Financial companies, for instance, had a tremendous bounce from their bottom in 2009. So did media stocks. Small caps outperformed large caps. Emerging markets performed better than their developed market brethren. Leveraged businesses did better than unleveraged ones, he says.
But if people have been rewarded for higher risk-taking in the last couple of years, jumping into growth off a bounce, might they be rewarded for seeking value in the years ahead?
It's hard to say exactly what will happen next. People already thought small caps were primed for a downturn last year, so high their valuations had risen. So it's understandable people still think that small caps and mid-caps, which have outperformed in the last couple of years, may now have to take a back seat to large-cap blue chip stocks, which everybody roundly believes are very cheap. Others say that emerging markets, which have been hogging the spotlight, have left in the shadows a lot of sweet developed market bargains.
Many blue chip stocks continue to be unfairly priced for slumps even as their earnings increase. Bill Miller, the CIO of Legg Mason, said in the Financial Times in September that large-cap stocks were the bargains of a lifetime and hadn't been this cheap next to bonds since 1951.
Some quality large-cap companies sell for less than 14 or 15 times trailing earnings, cheaper than they have been since the financial crisis and before that in over a decade, says Adriana Posada, a co-manager of the American Beacon Large Cap Value Fund, a four-star portfolio with Morningstar. Posada agrees with Miller that the outlook for large-caps is indeed good.

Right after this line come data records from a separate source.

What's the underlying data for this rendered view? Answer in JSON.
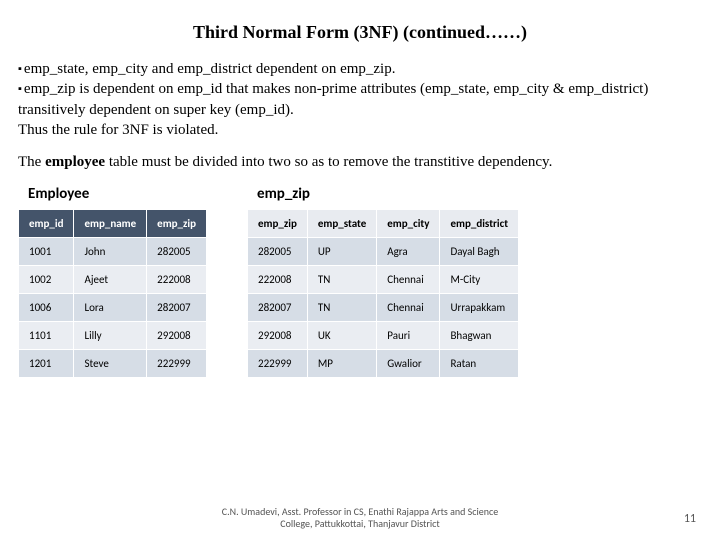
{
  "title": "Third Normal Form (3NF) (continued……)",
  "bullets": {
    "b1": "emp_state, emp_city  and emp_district dependent on emp_zip.",
    "b2": "emp_zip is dependent on emp_id that makes non-prime attributes (emp_state, emp_city & emp_district) transitively dependent on super key (emp_id).",
    "b3": "Thus the rule for 3NF is violated."
  },
  "divide": {
    "pre": "The ",
    "bold": "employee",
    "post": " table must be divided into two so as to remove the transtitive dependency."
  },
  "employee": {
    "label": "Employee",
    "headers": [
      "emp_id",
      "emp_name",
      "emp_zip"
    ],
    "rows": [
      [
        "1001",
        "John",
        "282005"
      ],
      [
        "1002",
        "Ajeet",
        "222008"
      ],
      [
        "1006",
        "Lora",
        "282007"
      ],
      [
        "1101",
        "Lilly",
        "292008"
      ],
      [
        "1201",
        "Steve",
        "222999"
      ]
    ]
  },
  "zip": {
    "label": "emp_zip",
    "headers": [
      "emp_zip",
      "emp_state",
      "emp_city",
      "emp_district"
    ],
    "rows": [
      [
        "282005",
        "UP",
        "Agra",
        "Dayal Bagh"
      ],
      [
        "222008",
        "TN",
        "Chennai",
        "M-City"
      ],
      [
        "282007",
        "TN",
        "Chennai",
        "Urrapakkam"
      ],
      [
        "292008",
        "UK",
        "Pauri",
        "Bhagwan"
      ],
      [
        "222999",
        "MP",
        "Gwalior",
        "Ratan"
      ]
    ]
  },
  "footer": {
    "credit": "C.N. Umadevi, Asst. Professor in CS, Enathi Rajappa Arts and Science College, Pattukkottai, Thanjavur District",
    "page": "11"
  }
}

In 2010, the underperformance of large caps was more than 10% relative to small caps as measured by the Russell indices, she says. The problem is that when large caps suffered their lost decade, many investors turned away from them, fleeing to quality in Treasurys perhaps, and large company valuations plummeted. That has now made them cheap, attractive buys.
And yet, in the meantime, Posada says, "many multinationals have improved their businesses and continued operating successfully during the recent recession, continued to grow, increased earnings and many have been paying a dividend yield above Treasurys and investment-grade debt yields." They've increased their dividends to boot, she says. And large-cap investors will further benefit as the economy picks up.
Michael R. Keller, portfolio manager of the BBH Core Select Fund at Brown Brothers Harriman & Co. Investment Management, says: "It is indeed the case from what we've seen that large cap looks cheaper than small cap at this point. But in our view, it always has to be filtered through where the growth opportunities are in those areas, where is your capital going to be protected, where are you going to have greater visibility into the quality of the businesses over a long period of time? And for our purposes, large-cap quality companies tend to fit more along those lines where we have a greater visibility into the 10- to 15-year type of outlook."